Carbon Motors, which had planned to hire more than 1,500 people in Fayette County, will not get a loan from the Department of Energy to proceed, the company said Wednesday.
The company had applied for a $310 million loan under the Advanced Technology Vehicle Manufacturing program, a federal program designed to encourage high-tech vehicle manufacturing.
Carbon Motors had planned since 2009 to build high-tech police cars in Fayette County, which had the state's highest unemployment rate at 12.3 percent in December.
"We've had the rug pulled out from under us for political reasons, and they've just taken 1,500 jobs from eastern Indiana," Connersville Mayor Leonard Urban said. "The president is afraid of not being re-elected, and the Tea Party's pushing for don't spend any money. Everybody's afraid to do much of anything."
Gov. Mitch Daniels echoed that sentiment in a statement released Wednesday afternoon.
Were deeply disappointed for the people of Connersville and those who tried to bring this promising business here. It would have been far better if the federal government had never gone into the banking business," he said. "Companies like Carbon that might have proceeded and succeeded with a conventional business plan were seduced into wasting irreplaceable years chasing federal subsidies that never happened."
William Santana Li, the company's chairman and CEO, blasted the administration of President Barack Obama, calling the federal program a "glaring failure
to create jobs that are clearly within its power to create."
"We are outraged by the actions of the DOE, and it is clear that this was a political decision in a highly-charged, election year environment," Li said. "Carbon Motors simply appears to be the last victim of this political gamesmanship."
Li said he believes scrutiny of the program led to the loan's denial.
The company said it had gotten more than 20,000 reservations for the police car, the E7, and that it would try to find financing to move forward.

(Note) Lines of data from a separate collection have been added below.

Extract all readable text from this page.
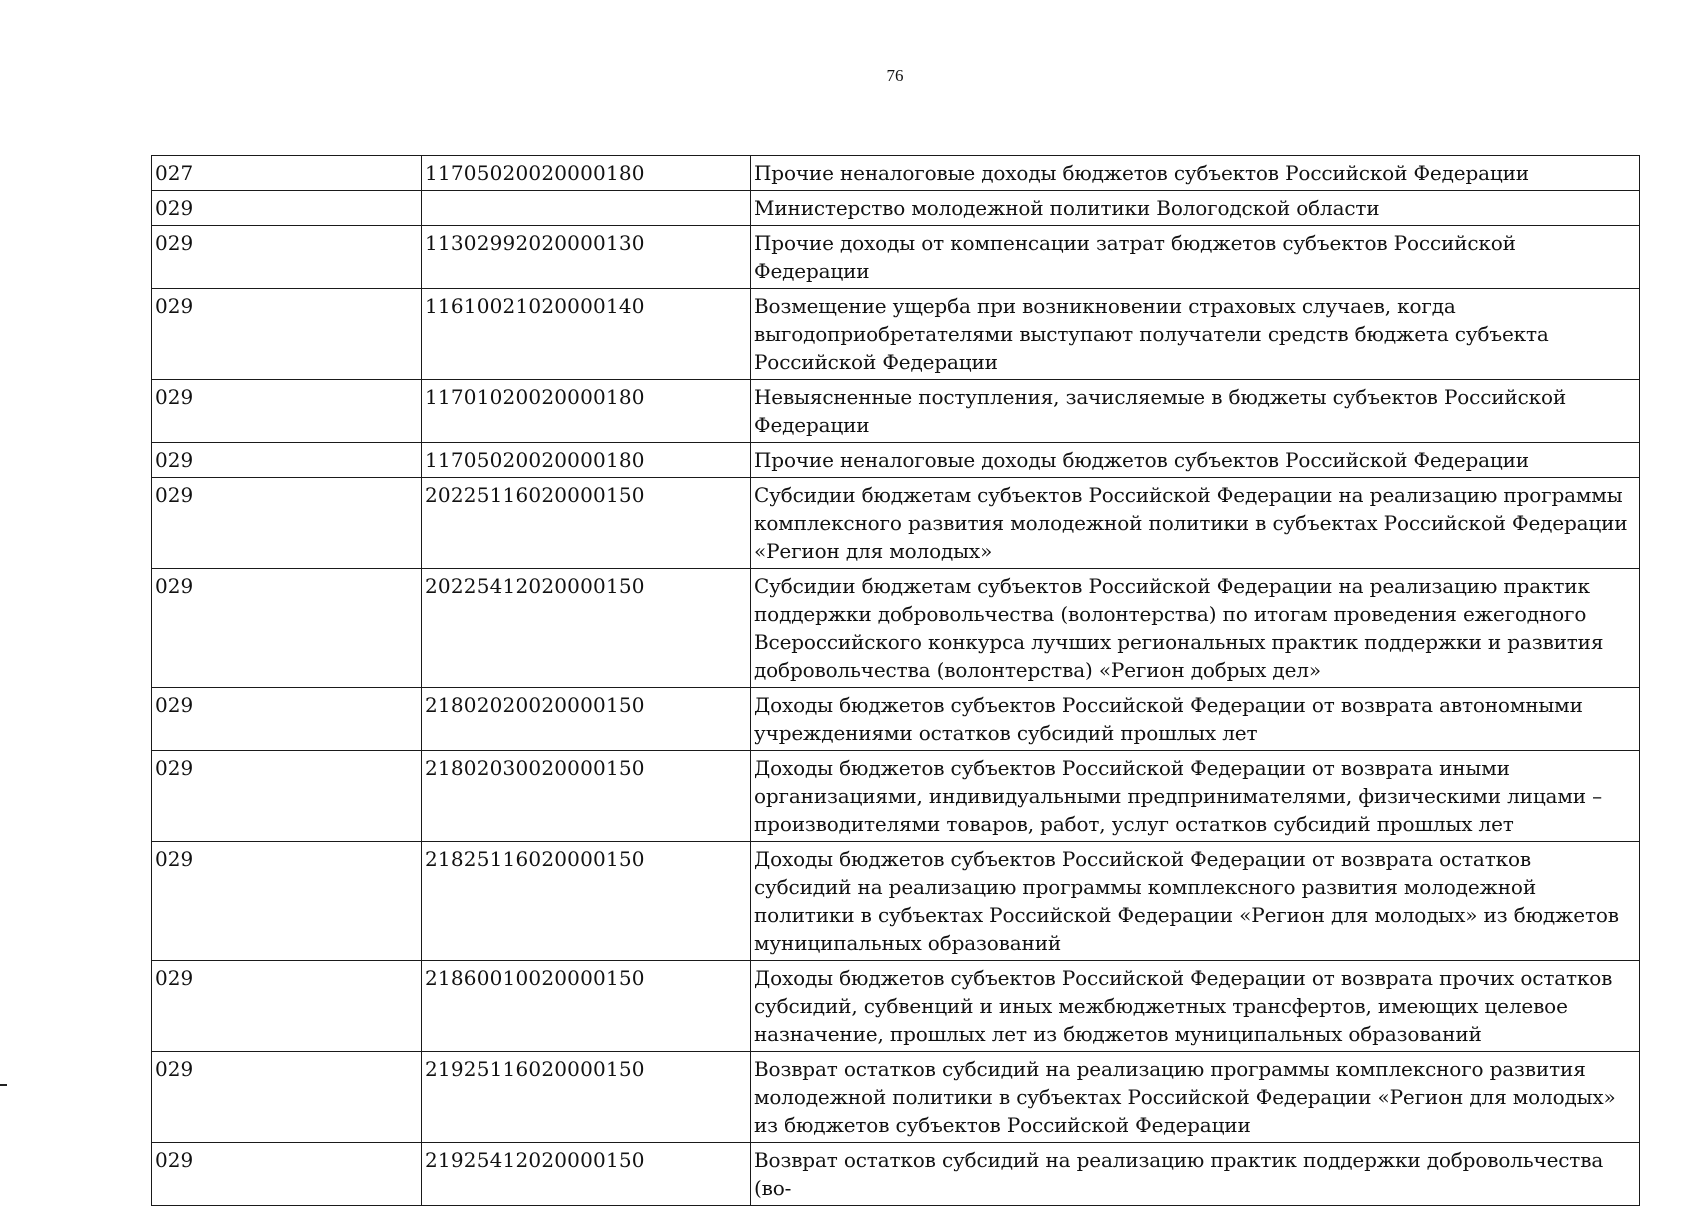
76
027	11705020020000180	Прочие неналоговые доходы бюджетов субъектов Российской Федерации
029		Министерство молодежной политики Вологодской области
029	11302992020000130	Прочие доходы от компенсации затрат бюджетов субъектов Российской Федерации
029	11610021020000140	Возмещение ущерба при возникновении страховых случаев, когда выгодоприобретателями выступают получатели средств бюджета субъекта Российской Федерации
029	11701020020000180	Невыясненные поступления, зачисляемые в бюджеты субъектов Российской Федерации
029	11705020020000180	Прочие неналоговые доходы бюджетов субъектов Российской Федерации
029	20225116020000150	Субсидии бюджетам субъектов Российской Федерации на реализацию программы комплексного развития молодежной политики в субъектах Российской Федерации «Регион для молодых»
029	20225412020000150	Субсидии бюджетам субъектов Российской Федерации на реализацию практик поддержки добровольчества (волонтерства) по итогам проведения ежегодного Всероссийского конкурса лучших региональных практик поддержки и развития добровольчества (волонтерства) «Регион добрых дел»
029	21802020020000150	Доходы бюджетов субъектов Российской Федерации от возврата автономными учреждениями остатков субсидий прошлых лет
029	21802030020000150	Доходы бюджетов субъектов Российской Федерации от возврата иными организациями, индивидуальными предпринимателями, физическими лицами – производителями товаров, работ, услуг остатков субсидий прошлых лет
029	21825116020000150	Доходы бюджетов субъектов Российской Федерации от возврата остатков субсидий на реализацию программы комплексного развития молодежной политики в субъектах Российской Федерации «Регион для молодых» из бюджетов муниципальных образований
029	21860010020000150	Доходы бюджетов субъектов Российской Федерации от возврата прочих остатков субсидий, субвенций и иных межбюджетных трансфертов, имеющих целевое назначение, прошлых лет из бюджетов муниципальных образований
029	21925116020000150	Возврат остатков субсидий на реализацию программы комплексного развития молодежной политики в субъектах Российской Федерации «Регион для молодых» из бюджетов субъектов Российской Федерации
029	21925412020000150	Возврат остатков субсидий на реализацию практик поддержки добровольчества (во-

"Our country was built by relentless entrepreneurs that despite the odds, despite the severity of the challenge, despite the roadblocks and despite the naysayers, rose to the occasion, led where there was no leader, and through innovation, turned the impossible into the possible, no matter how long it took," Li said.
A Department of Energy spokesman said the agency is committed to balancing its goal of supporting innovative projects and its responsibility to taxpayers.
"Over the last two and a half years, the department has worked with Carbon Motors to try to negotiate a deal that supported their business while protecting the taxpayers," spokesman Damien LaVera said. "While we were not able to come to an agreement on terms that would protect the taxpayers, we continue to believe that Carbon Motors is an innovative company with an interesting project and we wish them luck.
There was plenty of exuberance in 2009, when Carbon Motors announced that it would make the high-tech police car in Connersville.
At the time, Fayette County had the state's sixth-highest unemployment rate at 16 percent.
Carbon Motors had committed to investing $350 million to refurbish a 1.8 million-square-foot facility that had been vacated by Visteon in 2007.
"We've got a long road ahead of us. There's going to be a lot of blood, sweat and tears to make this all happen," Li said in 2009.
Connersville had mounted an exhaustive campaign to woo the automaker, which included a rally that 7,000 people attended in May 2009.
Hopes were high to revive a county's economy that had been decimated by the decline of the automotive industry.
Former Ford Motor Co. executives founded Carbon Motors in 2003.
"We will continue the fight," Li said.